Wicemarszałek Sejmu Krzysztof Putra podkreślał w Radiowej Trójce, że trzeba zastanowić się dlaczego zarzuty wobec szefa CBA pojawiły się, gdy ten informował o nieprawidłowościach przy nowelizacji ustawy. W opinii polityka PiS-u należy zadać pytanie, czy nie jest to atak obozu premiera Tuska i przyjaznych mu mediów na Mariusza Kamińskiego.

Eurodeputowany Jarosław Kalinowski uważa, że decyzja o powołaniu CBA była słuszna, gdyż korupcja znacznie się zmniejszyła. Jednak - jak zastrzegł - w ostatnim czasie miały miejsce operacje, które świadczą o tym, że Biuro ściga także osoby na zlecenie polityczne. Jarosław Kalinowski zaznaczył, że nurtuje go, czy 12 sierpnia, gdy Kamiński przesłał premierowi informacje o sprawie, zawierała ona stenogramy z rozmów Zbigniewa Chlebowskiego z biznesmenami z branży hazardowej. Jeśli dokument zawierał zapis rozmów, to - według Kalinowskiego - premier byłby teraz w bardzo trudnej sytuacji.

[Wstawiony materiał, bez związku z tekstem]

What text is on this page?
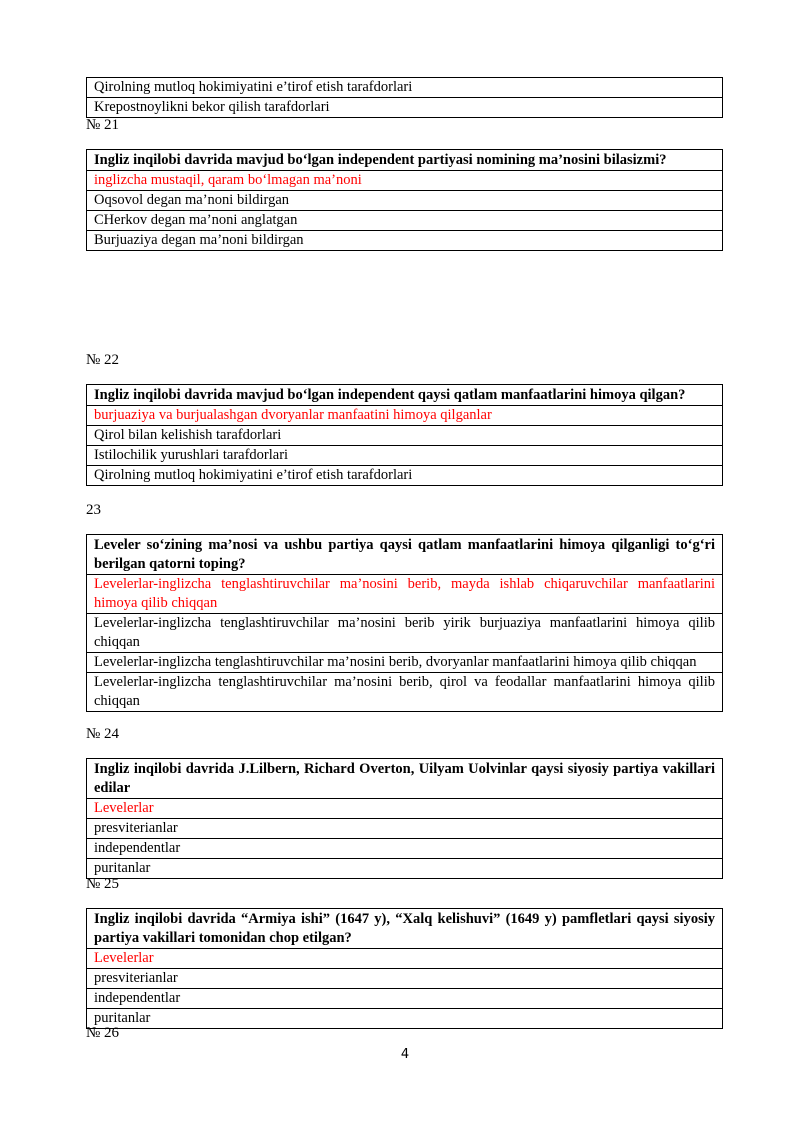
Qirolning mutloq hokimiyatini e’tirof etish tarafdorlari
Krepostnoylikni bekor qilish tarafdorlari
№ 21
Ingliz inqilobi davrida mavjud bo‘lgan independent partiyasi nomining ma’nosini bilasizmi?
inglizcha mustaqil, qaram bo‘lmagan ma’noni
Oqsovol degan ma’noni bildirgan
CHerkov degan ma’noni anglatgan
Burjuaziya degan ma’noni bildirgan
№ 22
Ingliz inqilobi davrida mavjud bo‘lgan independent qaysi qatlam manfaatlarini himoya qilgan?
burjuaziya va burjualashgan dvoryanlar manfaatini himoya qilganlar
Qirol bilan kelishish tarafdorlari
Istilochilik yurushlari tarafdorlari
Qirolning mutloq hokimiyatini e’tirof etish tarafdorlari
23
Leveler so‘zining ma’nosi va ushbu partiya qaysi qatlam manfaatlarini himoya qilganligi to‘g‘ri berilgan qatorni toping?
Levelerlar-inglizcha tenglashtiruvchilar ma’nosini berib, mayda ishlab chiqaruvchilar manfaatlarini himoya qilib chiqqan
Levelerlar-inglizcha tenglashtiruvchilar ma’nosini berib yirik burjuaziya manfaatlarini himoya qilib chiqqan
Levelerlar-inglizcha tenglashtiruvchilar ma’nosini berib, dvoryanlar manfaatlarini himoya qilib chiqqan
Levelerlar-inglizcha tenglashtiruvchilar ma’nosini berib, qirol va feodallar manfaatlarini himoya qilib chiqqan
№ 24
Ingliz inqilobi davrida J.Lilbern, Richard Overton, Uilyam Uolvinlar qaysi siyosiy partiya vakillari edilar
Levelerlar
presviterianlar
independentlar
puritanlar
№ 25
Ingliz inqilobi davrida “Armiya ishi” (1647 y), “Xalq kelishuvi” (1649 y) pamfletlari qaysi siyosiy partiya vakillari tomonidan chop etilgan?
Levelerlar
presviterianlar
independentlar
puritanlar
№ 26
4
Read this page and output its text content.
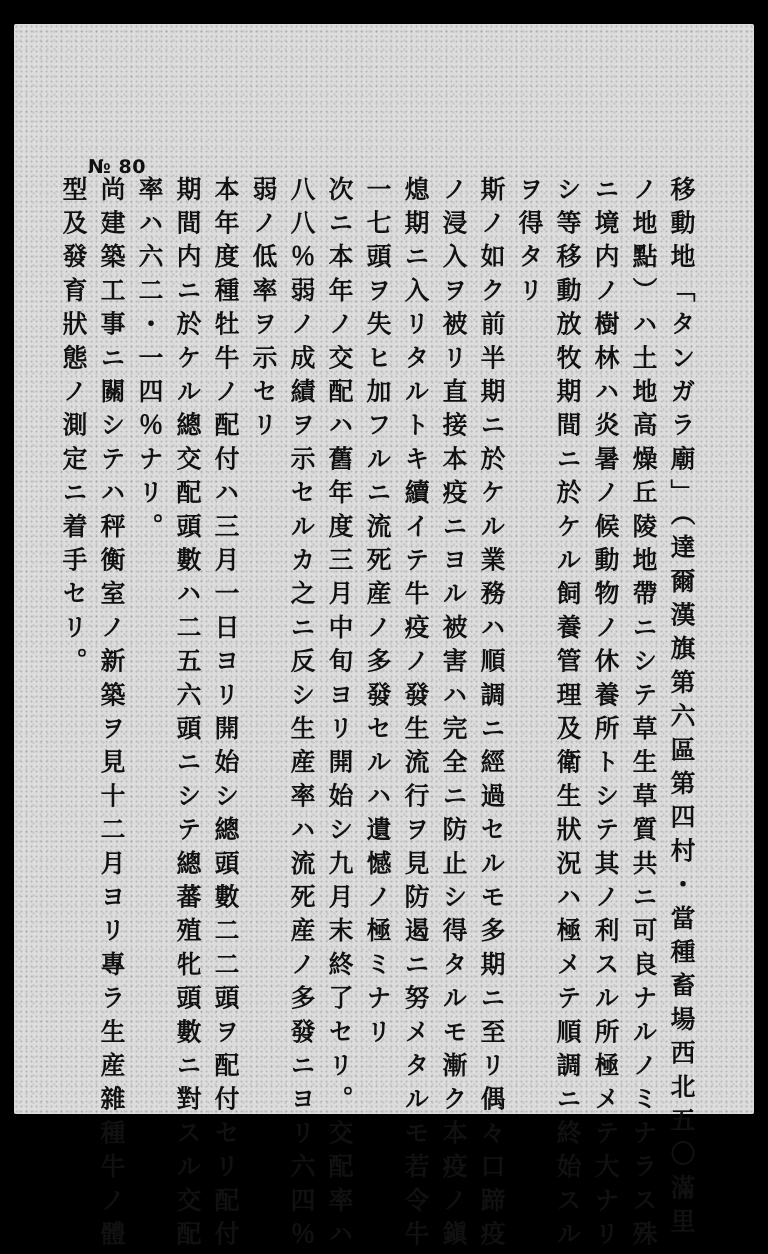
№ 80
移動地「タンガラ廟」（達爾漢旗第六區第四村・當種畜場西北五〇滿里
ノ地點）ハ土地高燥丘陵地帶ニシテ草生草質共ニ可良ナルノミナラス殊
ニ境内ノ樹林ハ炎暑ノ候動物ノ休養所トシテ其ノ利スル所極メテ大ナリ
シ等移動放牧期間ニ於ケル飼養管理及衛生狀況ハ極メテ順調ニ終始スル
ヲ得タリ
斯ノ如ク前半期ニ於ケル業務ハ順調ニ經過セルモ多期ニ至リ偶々口蹄疫
ノ浸入ヲ被リ直接本疫ニヨル被害ハ完全ニ防止シ得タルモ漸ク本疫ノ鎭
熄期ニ入リタルトキ續イテ牛疫ノ發生流行ヲ見防遏ニ努メタルモ若令牛
一七頭ヲ失ヒ加フルニ流死産ノ多發セルハ遺憾ノ極ミナリ
次ニ本年ノ交配ハ舊年度三月中旬ヨリ開始シ九月末終了セリ。交配率ハ
八八％弱ノ成績ヲ示セルカ之ニ反シ生産率ハ流死産ノ多發ニヨリ六四％
弱ノ低率ヲ示セリ
本年度種牡牛ノ配付ハ三月一日ヨリ開始シ總頭數二二頭ヲ配付セリ配付
期間内ニ於ケル總交配頭數ハ二五六頭ニシテ總蕃殖牝頭數ニ對スル交配
率ハ六二・一四％ナリ。
尚建築工事ニ關シテハ秤衡室ノ新築ヲ見十二月ヨリ專ラ生産雜種牛ノ體
型及發育狀態ノ測定ニ着手セリ。
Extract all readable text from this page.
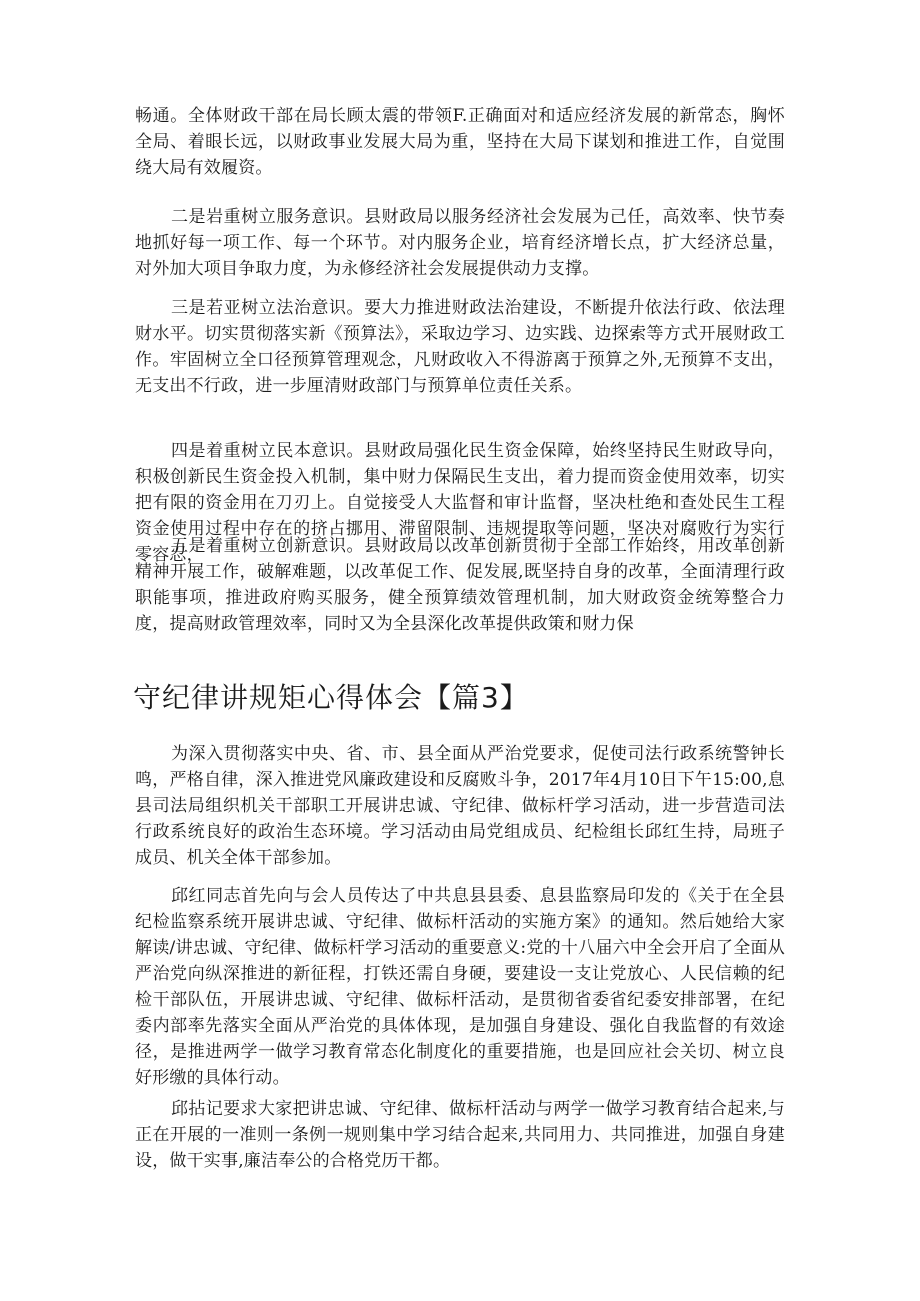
畅通。全体财政干部在局长顾太震的带领F.正确面对和适应经济发展的新常态，胸怀全局、着眼长远，以财政事业发展大局为重，坚持在大局下谋划和推进工作，自觉围绕大局有效履资。

二是岩重树立服务意识。县财政局以服务经济社会发展为己任，高效率、快节奏地抓好每一项工作、每一个环节。对内服务企业，培育经济增长点，扩大经济总量，对外加大项目争取力度，为永修经济社会发展提供动力支撑。

三是若亚树立法治意识。要大力推进财政法治建设，不断提升依法行政、依法理财水平。切实贯彻落实新《预算法》，采取边学习、边实践、边探索等方式开展财政工作。牢固树立全口径预算管理观念，凡财政收入不得游离于预算之外,无预算不支出，无支出不行政，进一步厘清财政部门与预算单位责任关系。

四是着重树立民本意识。县财政局强化民生资金保障，始终坚持民生财政导向，积极创新民生资金投入机制，集中财力保隔民生支出，着力提而资金使用效率，切实把有限的资金用在刀刃上。自觉接受人大监督和审计监督，坚决杜绝和查处民生工程资金使用过程中存在的挤占挪用、滞留限制、违规提取等问题，坚决对腐败行为实行零容忍，

五是着重树立创新意识。县财政局以改革创新贯彻于全部工作始终，用改革创新精神开展工作，破解难题，以改革促工作、促发展,既坚持自身的改革，全面清理行政职能事项，推进政府购买服务，健全预算绩效管理机制，加大财政资金统筹整合力度，提高财政管理效率，同时又为全县深化改革提供政策和财力保

守纪律讲规矩心得体会【篇3】

为深入贯彻落实中央、省、市、县全面从严治党要求，促使司法行政系统警钟长鸣，严格自律，深入推进党风廉政建设和反腐败斗争，2017年4月10日下午15:00,息县司法局组织机关干部职工开展讲忠诚、守纪律、做标杆学习活动，进一步营造司法行政系统良好的政治生态环境。学习活动由局党组成员、纪检组长邱红生持，局班子成员、机关全体干部参加。

邱红同志首先向与会人员传达了中共息县县委、息县监察局印发的《关于在全县纪检监察系统开展讲忠诚、守纪律、做标杆活动的实施方案》的通知。然后她给大家解读/讲忠诚、守纪律、做标杆学习活动的重要意义:党的十八届六中全会开启了全面从严治党向纵深推进的新征程，打铁还需自身硬，要建设一支让党放心、人民信赖的纪检干部队伍，开展讲忠诚、守纪律、做标杆活动，是贯彻省委省纪委安排部署，在纪委内部率先落实全面从严治党的具体体现，是加强自身建设、强化自我监督的有效途径，是推进两学一做学习教育常态化制度化的重要措施，也是回应社会关切、树立良好形缴的具体行动。

邱拈记要求大家把讲忠诚、守纪律、做标杆活动与两学一做学习教育结合起来,与正在开展的一准则一条例一规则集中学习结合起来,共同用力、共同推进，加强自身建设，做干实事,廉洁奉公的合格党历干都。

Zdaniem wicemarszałka Sejmu Jerzego Szmajdzińskiego afera hazardowa pokazuje, że Platforma Obywatelska nie dotrzymuje obietnic przedwyborczych. Poseł SLD powiedział, że PO obiecywała, iż w Polsce będzie zupełnie inaczej, że władza będzie dochowywać standardów niespotykanych do tej pory. Tymczasem, jak podkreślił Jerzy Szmajdziński, Platforma ma problem z moralnością we własnych szeregach.

Według eurodeputowanego PSL Jarosława Kalinowskiego Platforma za tę aferę na pewno poniesie odpowiedzialność polityczną w postaci utraty społecznego zaufania.

Jarosław Gowin z PO podkreślił, że tylko wyjawienie całej prawdy w tej sprawie może uratować Platformę. Według niego konsekwencje powinien ponieść każdy, kto zaangażował się w działania lobbystyczne lub dał się w nie uwikłać.

Wicemarszałek Sejmu Krzysztof Putra z PiS zaapelował o powołanie komisji śledczej w sprawie afery hazardowej. Chce, aby jej prace ruszyły jak najszybciej, bowiem jego zdaniem jest sporo dowodów na to, że sprawa może być "zamiatana pod dywan".

Pomysł powołania komisji śledczej popiera także szef Kancelarii Prezydenta RP Władysław Stasiak, według którego taka komisja musi powstać w imię wiarygodności polskiego świata politycznego.

W wyniku afery Zbigniew Chlebowski został zawieszony z pełnieniu funkcji szefa Klubu Parlamentarnego PO.